Kwasi Kwarteng met Governor Andrew Bailey and the two agreed that they would meet twice a week to coordinate support for the economy.
The Bank of England has come under fire as inflation surged above 10%, five times its target of 2%.
Meetings: Chancellor Kwasi Kwarteng (pictured) met Governor Andrew Bailey and the two agreed to meet twice a week
Prime Minister Liz Truss said during her campaign for the Tory leadership that she intends to review her mandate to “make sure it is tough enough on inflation”.
But over the weekend, during a BBC interview, she said she “strongly believes in the independence of the Bank of England” and in its task of taming inflation.
Kwarteng said in a tweet yesterday after meeting Bailey: “The bank’s independence is sacrosanct as we work together to meet cost-of-living challenges.
“I have resumed regular meetings with the governor — biweekly initially — to coordinate our ongoing response.”
A Treasury Department spokesman said previous chancellors had also met regularly with the governor, but the new arrangement formalized the arrangement.
The government said Kwarteng and Bailey would be “coordinating closely to support the economy in the coming months”.
Earlier, the governor told finance committee deputies that it was good practice to review the bank’s mandate “from time to time.”
The Chancellor also met heads of 14 banks and financial firms, telling them the government will pursue an “unabashedly pro-growth agenda” – with likely more borrowing to deal with cost-of-living pressures.
Kwarteng said in a tweet yesterday after meeting Bailey, “The bank’s independence is sacrosanct as we work together to meet cost-of-living challenges.”

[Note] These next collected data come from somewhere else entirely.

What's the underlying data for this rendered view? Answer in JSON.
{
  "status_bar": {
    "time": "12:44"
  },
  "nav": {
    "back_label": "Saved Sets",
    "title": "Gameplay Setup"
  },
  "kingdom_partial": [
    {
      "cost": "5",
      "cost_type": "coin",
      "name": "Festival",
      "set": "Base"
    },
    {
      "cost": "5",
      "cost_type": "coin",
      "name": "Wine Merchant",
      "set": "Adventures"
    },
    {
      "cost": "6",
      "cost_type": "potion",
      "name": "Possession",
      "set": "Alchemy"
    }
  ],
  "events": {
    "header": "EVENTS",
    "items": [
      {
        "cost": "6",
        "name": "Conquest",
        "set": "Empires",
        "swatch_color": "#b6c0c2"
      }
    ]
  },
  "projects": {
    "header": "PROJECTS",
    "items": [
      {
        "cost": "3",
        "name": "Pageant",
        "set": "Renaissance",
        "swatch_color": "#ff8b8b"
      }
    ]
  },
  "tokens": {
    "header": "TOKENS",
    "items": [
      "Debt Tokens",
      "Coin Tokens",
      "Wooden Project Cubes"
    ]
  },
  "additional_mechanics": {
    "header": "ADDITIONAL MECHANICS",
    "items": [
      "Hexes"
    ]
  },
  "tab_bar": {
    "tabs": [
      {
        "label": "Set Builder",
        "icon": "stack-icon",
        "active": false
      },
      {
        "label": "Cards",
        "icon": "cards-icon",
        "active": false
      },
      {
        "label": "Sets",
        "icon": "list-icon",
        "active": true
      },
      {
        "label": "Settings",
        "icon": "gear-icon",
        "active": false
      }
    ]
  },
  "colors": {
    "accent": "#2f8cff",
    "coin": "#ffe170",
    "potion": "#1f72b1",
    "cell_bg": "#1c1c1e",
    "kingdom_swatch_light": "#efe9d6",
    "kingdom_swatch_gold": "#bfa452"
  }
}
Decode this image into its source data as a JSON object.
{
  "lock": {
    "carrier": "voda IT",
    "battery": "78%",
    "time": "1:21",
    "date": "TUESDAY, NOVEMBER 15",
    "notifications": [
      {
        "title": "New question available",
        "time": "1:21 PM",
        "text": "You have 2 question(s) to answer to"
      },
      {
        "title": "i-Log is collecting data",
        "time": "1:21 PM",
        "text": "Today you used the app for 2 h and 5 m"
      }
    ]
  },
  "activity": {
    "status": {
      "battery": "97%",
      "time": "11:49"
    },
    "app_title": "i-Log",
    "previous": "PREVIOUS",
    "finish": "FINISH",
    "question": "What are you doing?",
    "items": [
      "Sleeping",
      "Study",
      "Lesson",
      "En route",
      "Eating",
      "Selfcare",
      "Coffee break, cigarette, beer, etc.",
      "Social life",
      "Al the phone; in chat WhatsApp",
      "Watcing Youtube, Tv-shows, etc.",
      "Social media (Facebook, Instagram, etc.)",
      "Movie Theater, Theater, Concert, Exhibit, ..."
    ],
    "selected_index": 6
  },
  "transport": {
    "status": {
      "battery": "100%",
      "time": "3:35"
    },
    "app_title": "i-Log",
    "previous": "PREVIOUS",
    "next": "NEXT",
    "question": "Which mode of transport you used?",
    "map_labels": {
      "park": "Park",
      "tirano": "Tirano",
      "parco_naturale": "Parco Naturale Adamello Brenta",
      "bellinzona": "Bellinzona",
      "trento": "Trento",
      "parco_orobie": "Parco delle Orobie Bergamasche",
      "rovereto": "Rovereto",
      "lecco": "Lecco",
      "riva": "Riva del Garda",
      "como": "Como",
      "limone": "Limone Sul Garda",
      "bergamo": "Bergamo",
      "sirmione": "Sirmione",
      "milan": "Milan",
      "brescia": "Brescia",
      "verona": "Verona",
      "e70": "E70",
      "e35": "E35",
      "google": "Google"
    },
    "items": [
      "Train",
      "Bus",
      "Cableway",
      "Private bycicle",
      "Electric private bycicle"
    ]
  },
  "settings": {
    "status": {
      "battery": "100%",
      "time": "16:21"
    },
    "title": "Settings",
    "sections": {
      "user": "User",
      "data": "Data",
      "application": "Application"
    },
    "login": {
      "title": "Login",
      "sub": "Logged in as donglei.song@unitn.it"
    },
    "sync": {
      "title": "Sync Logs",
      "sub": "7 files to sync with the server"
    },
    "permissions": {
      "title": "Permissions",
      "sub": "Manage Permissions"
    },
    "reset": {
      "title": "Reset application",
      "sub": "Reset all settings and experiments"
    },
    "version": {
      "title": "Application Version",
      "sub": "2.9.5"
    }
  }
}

The government is preparing to face over £100bn of pressure on energy bills
Among the bosses courted by Kwarteng yesterday were the heads of UK-based banks HSBC, Lloyds, Natwest and Barclays, as well as top executives from foreign-owned lenders including Goldman Sachs and UBS.
Other participants included senior executives from the London Stock Exchange Group and insurer Legal & General.
Kwarteng – who was business secretary under Boris Johnson – told them the government’s immediate priority will be to support families and businesses squeezed by the cost-of-living crisis, which means “necessary higher borrowing in the short term”.
But he also pledged to keep the debt-to-GDP ratio “on a downward path,” a Treasury spokesman said.
The Chancellor also said economic growth was too low and promised a “radical supply-side agenda”.
That means boosting investment and innovation and cutting red tape and taxes to create jobs and wealth and spur growth, the government spokesman said.
Kwarteng said: “We face exceptional economic challenges in the coming weeks and months and I know families and businesses across the UK are concerned.
“The Prime Minister and I are committed to taking decisive action to help the British people now, while pursuing a shameless pro-growth agenda. We have to be determined and do things differently.
“It means we have a relentless focus on how to unlock business investment and increase the size of the UK economy, rather than how to redistribute what’s left.”